One thing that I’ve noticed everyone does at some point in time is downplay other peoples’ jobs as “so much easier” than their own job, even if the job in question is something that person has never had to actually do before. For example, I’ve heard tons of people talk about how easy working at a call center is. “It’s just talking on the damn phone!” they say. But they’ve never worked such a job, and they have no concept of the psychological beating a person can take when being screamed at and/or hung up on all day. Hire someone to follow you around for a day, screaming obscenities and telling you what a worthless piece of crap you are, and you’ll get an idea of what quite a few call center attendants go through. And despite that, people still look at you like you’re crazy if you come home from a shift at the call center and start talking about what a hard day you’ve had.
This phenomenon is not only subjected to those who work in what we tend to think of as the “lowlier” types of jobs. I once had an electrician tell me that there’s “nothing to your job” (instrumentation technician) because it’s “just a little air”. For the record, the “little air” I was dealing with at the time was approximately 60 psi and was being applied to the movement of an industrial rotary valve. In other words, if used improperly, that “little air” could have resulted in my arm getting chopped clean off.
The fact is, we humans have a habit of bolstering the difficulty and importance of the things we do and assuming that the things other people do are simple and insignificant.
I think this might be one of the most frustrating issues plaguing writers and people who want to become writers. People who don’t write seem to think it’s one of the easiest things in the world to do, that it takes no time at all, and that the words just spill out in perfect format with no need to ever look at them again, never mind edit them. And as with my other examples, those people are ridiculously, laughably wrong.

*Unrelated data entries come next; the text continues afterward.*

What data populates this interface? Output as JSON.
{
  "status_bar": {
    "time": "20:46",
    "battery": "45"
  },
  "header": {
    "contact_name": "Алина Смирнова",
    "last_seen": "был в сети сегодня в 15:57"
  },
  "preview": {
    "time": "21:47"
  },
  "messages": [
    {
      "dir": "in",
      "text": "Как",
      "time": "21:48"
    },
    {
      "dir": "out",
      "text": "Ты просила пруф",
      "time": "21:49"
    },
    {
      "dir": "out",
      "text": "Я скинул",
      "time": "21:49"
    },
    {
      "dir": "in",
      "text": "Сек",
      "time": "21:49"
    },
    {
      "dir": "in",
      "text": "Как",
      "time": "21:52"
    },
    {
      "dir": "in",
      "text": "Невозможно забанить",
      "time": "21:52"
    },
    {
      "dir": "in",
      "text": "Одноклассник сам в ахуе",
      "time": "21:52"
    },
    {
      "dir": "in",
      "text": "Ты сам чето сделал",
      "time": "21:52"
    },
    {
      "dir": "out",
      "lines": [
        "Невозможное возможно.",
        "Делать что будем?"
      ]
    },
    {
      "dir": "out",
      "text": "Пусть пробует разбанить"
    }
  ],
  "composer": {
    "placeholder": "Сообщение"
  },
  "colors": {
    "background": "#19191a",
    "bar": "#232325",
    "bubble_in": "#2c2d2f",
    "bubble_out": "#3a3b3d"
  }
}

Case in point: my 1000-words-a-day idea. I chose 1000 words because, based on the past few months of writing, I’ve established that 1000 words a day is a reasonable, challenging-but-doable amount. It can be difficult to squeeze those 1000 words in around dealing with the baby, cooking and cleaning, running errands, and all that other daily nonsense, but if I put my mind to it I can manage it. So let us assume for a moment that I accomplish my goal and manage to write precisely 1000 words every day. Someone who doesn’t write probably thinks that sounds great…I’ll have a novel published in no time! But hold up for just a moment…how long is a novel exactly? Well, for example, the first Harry Potter book is 76,944 words. That means if I based my own book off that one and wrote my 1000 words a day, it would take me approximately 77 days to write my novel. That, my friends-who-don’t-write, is before I look back and see all the mistakes I made, the plot-holes I created, the scenes I previously-thought-were-awesome-and-suddenly-realize-are-utter-crap, and so on and so on. Writing a novel is only half the battle (in fact, it might be more like 25% of the battle). The real pain-in-the-ass comes from trying to make the novel good by making sure your wording is correct, your sentence structure readable, and your overall story likeable. And that is a lot harder, and takes a lot more time, than it sounds.
What I guess I’m getting at is, before you assume that someone is complaining for the sake of complaining, or having a hard time at something because they’re just not trying hard enough, put yourself in their shoes and actually try what they’re doing. Write a story, deal with the editing process, and get that sucker published, and then you can turn around and tell me how easy you thought it all was.